With current vehicles increasingly generating, processing, and transmitting large volumes of data, the potential threat landscape is growing exponentially from unwarranted access to personal and financial data to malfeasance that presents a threat to road users' physical safety and security.
This evolving situation is changing the duty of care expected of engineers and manufacturers to road users and impacting the potential challenge to corporate reputation across the entire design to operational phases of the vehicle lifecycle.

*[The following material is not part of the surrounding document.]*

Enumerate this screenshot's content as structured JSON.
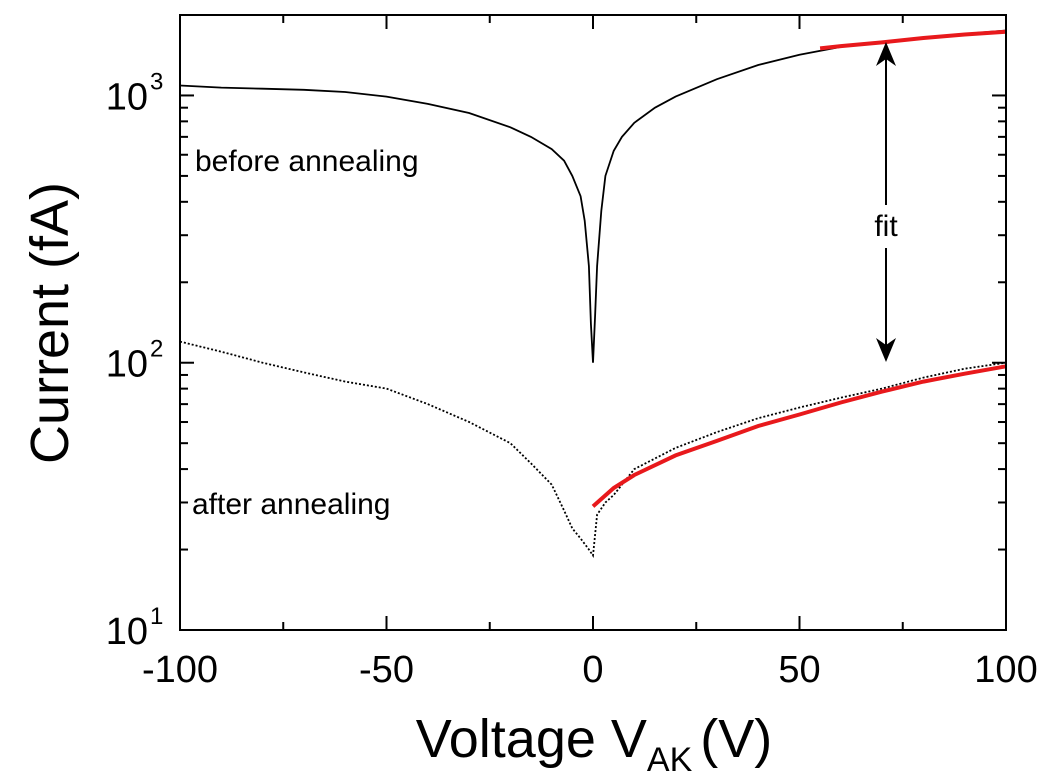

The commpany points out that With its detailed cybersecurity experience and knowledge derived from the active contribution to new cybersecurity regulations and standards developed by the UNECE and ISO/SAE, HORIBA MIRA’s Vehicle Resilience engineers offer a uniquely informed perspective as to why the cybersecurity demands for the automotive industry are distinctly different to more traditional IT considerations.
Today’s free Why Automotive Cybersecurity is Different White Paper explores the threat landscape, why automotive is a unique use case, best practice in implementing proactive engineering design and reactive operational responses, approaches to cybersecurity testing and achieving cybersecurity assurance.
Anthony Martin, Head of Vehicle Resilience Technologies at HORIBA MIRA said, “The extensive, varied and challenging risk that cybersecurity poses in an automotive context presents a very distinct set of challenges for the industry to navigate. HORIBA MIRA’s substantial automotive cybersecurity expertise informs this most recent paper which spans the risks, the new regulatory context and the dual approach of security-aware design and managing the ongoing vehicle operation. While complete indemnity from evolving cybersecurity risk cannot be achieved, risk can be managed to an acceptable level to protect road users from serious harm while helping to preserve the brand reputation of vehicle and component manufacturers.”
As part of its cybersecurity consulting services HORIBA MIRA has a suite of services expressly designed to help the industry prepare for the impact of Regulation155. These include a UNECE Readiness Programme, peer-to-peer training, full engineering consultancy, verification & validation services and a CSMS audit programme to benchmark regulatory preparedness.